Apenas em formato digital: Vozes da Igreja
Você ainda pode ser mãe
A maternidade é um chamado especial que Deus concede a todas as mulheres.
Fotografia: Charlotte Larcabal
Eu amo servir as pessoas. É algo que aprendi com meus pais, principalmente com minha mãe. Ela é sempre a primeira a oferecer ajuda e a convidar as pessoas para comer ou beber algo.
Ela me ensinou que fazer o bem a alguém pode fazer uma grande diferença na vida de muitas pessoas. Quando você ajuda uma pessoa, você pode ajudá-la a ser feliz. E depois, quando está feliz, ela vai desejar compartilhar essa felicidade com outras pessoas. Isso é algo de que sempre me lembro.
Crystal estava no ensino médio e Angel tinha 6 anos de idade quando sua mãe não pôde mais cuidar delas. Eu me ofereci para ficar com elas. “Prometo que nunca vou abandonar suas filhas”, disse eu. “Vou cuidar bem delas.”

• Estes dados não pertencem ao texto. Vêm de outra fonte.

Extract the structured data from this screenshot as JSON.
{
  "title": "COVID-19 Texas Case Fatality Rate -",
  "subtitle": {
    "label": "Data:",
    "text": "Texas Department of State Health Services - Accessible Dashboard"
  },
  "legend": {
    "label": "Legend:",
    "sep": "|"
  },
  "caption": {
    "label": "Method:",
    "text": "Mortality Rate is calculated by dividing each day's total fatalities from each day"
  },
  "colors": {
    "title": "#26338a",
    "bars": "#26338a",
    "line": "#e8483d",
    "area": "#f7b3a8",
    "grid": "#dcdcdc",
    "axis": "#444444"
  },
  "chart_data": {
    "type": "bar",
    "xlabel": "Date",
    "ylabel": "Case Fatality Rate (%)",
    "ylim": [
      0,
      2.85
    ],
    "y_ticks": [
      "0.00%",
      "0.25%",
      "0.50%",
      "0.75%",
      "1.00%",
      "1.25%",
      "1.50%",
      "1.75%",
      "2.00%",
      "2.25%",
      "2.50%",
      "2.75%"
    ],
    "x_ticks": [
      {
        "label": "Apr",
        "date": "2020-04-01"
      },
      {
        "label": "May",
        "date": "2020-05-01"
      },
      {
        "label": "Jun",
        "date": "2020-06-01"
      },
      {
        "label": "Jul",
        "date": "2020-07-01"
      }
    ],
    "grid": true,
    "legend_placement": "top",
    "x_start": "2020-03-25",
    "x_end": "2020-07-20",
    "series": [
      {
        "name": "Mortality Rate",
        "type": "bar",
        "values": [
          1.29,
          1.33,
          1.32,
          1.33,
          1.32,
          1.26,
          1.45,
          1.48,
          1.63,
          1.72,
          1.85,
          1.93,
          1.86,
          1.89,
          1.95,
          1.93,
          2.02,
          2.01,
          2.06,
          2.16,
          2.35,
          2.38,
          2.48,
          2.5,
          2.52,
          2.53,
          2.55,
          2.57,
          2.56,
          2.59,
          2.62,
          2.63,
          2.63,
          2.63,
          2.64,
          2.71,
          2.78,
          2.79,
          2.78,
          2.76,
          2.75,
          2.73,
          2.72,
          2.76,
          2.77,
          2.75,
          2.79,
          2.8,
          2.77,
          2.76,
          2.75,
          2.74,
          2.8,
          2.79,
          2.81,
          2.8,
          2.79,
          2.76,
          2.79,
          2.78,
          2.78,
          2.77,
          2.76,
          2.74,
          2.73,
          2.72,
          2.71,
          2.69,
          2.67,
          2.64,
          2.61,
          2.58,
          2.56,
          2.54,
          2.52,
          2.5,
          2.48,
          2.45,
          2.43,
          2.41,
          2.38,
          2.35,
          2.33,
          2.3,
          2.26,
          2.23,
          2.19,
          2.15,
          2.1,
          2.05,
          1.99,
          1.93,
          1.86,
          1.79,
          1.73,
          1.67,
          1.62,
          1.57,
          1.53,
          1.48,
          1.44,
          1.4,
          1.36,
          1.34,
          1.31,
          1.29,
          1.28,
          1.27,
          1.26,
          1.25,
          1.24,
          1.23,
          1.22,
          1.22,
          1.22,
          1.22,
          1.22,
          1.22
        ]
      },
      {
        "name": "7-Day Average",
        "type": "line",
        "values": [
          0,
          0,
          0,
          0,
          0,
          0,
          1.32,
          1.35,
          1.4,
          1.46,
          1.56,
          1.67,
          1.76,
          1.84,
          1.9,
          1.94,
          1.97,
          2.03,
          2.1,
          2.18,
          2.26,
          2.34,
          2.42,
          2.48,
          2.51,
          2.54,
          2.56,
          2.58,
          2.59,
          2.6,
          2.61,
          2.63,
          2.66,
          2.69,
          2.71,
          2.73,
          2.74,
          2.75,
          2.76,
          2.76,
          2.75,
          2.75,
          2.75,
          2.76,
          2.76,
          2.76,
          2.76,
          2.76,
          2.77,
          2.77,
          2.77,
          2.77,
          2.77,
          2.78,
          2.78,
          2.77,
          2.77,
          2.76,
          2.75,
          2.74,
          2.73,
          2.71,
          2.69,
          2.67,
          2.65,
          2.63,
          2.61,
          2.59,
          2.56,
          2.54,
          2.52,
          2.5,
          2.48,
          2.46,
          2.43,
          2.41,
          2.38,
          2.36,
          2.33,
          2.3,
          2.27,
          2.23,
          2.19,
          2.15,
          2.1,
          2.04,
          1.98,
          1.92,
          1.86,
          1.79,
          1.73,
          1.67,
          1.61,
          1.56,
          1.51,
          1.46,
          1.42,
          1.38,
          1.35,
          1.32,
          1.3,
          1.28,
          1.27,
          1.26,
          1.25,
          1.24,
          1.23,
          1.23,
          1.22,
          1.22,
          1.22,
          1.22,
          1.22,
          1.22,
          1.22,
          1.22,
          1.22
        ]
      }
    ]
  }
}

Anos mais tarde, outra jovem mãe me pediu para que eu cuidasse do bebê dela, a Allison. Essa mãe passou por situações difíceis e sabia que eu poderia dar uma vida boa ao bebê. Passei a cuidar da Allison.
Tento ensinar para essas crianças as coisas importantes da vida. Eu as levo para a igreja e tento ajudá-las a se aproximarem mais de Deus. Sei que, quando estou mais próxima Dele, posso fazer muito mais, até mesmo as coisas que considero impossíveis. Claro que desejo isso para a Crystal, para a Angel e para a Allison.
Essas crianças sofreram na vida, mas tenho observado o evangelho e o Espírito curar seu coração. Tenho observado suas opiniões e comportamentos mudarem aos poucos. Oramos juntas pelos seus pais biológicos porque, a despeito do que aconteça, quero que elas os respeitem e os amem.
Eu as amo como se fossem minhas filhas. Às vezes as pessoas me perguntam se vou me arrepender das minhas decisões. E se a mãe da Allison decidir ter a Allison de volta? Será que vou me arrepender de ter amado e me apegado a ela? Mas por que eu deveria me arrepender? Ajudar as pessoas não é algo para se arrepender! É algo para se agradecer.
Sou muito grata pela Crystal, pela Angel e pela Allison. Eu as agradeço porque aprendi a ser mãe. Aprendi a acordar no meio da noite para trocar fraldas, ensinar crianças pequenas a orar e a amar de uma forma mais profunda do que achei que conseguiria. Algo que nunca pensei que sentiria.
Talvez meu chamado neste mundo seja o de cuidar daqueles que não têm mãe ou que estão longe de sua mãe.
Procuro estar sempre de braços abertos e ouvidos atentos a qualquer pessoa que precisar. Quando recebo a visita dos missionários, tento tratá-los do jeito que sua mãe os trataria. Se algum deles faz aniversário, faço um bolo. Pergunto se seus pais fariam uma refeição especial e depois tento fazer essa mesma refeição para eles. Sei que seus pais estão longe, então isso é algo que posso fazer para animá-los.
Antes eu ficava triste por ser solteira e desejava muito ter meus próprios filhos, mas a maternidade é um chamado especial que Deus concede a todas as mulheres. Você talvez não tenha seus próprios filhos, mas ainda pode ser mãe.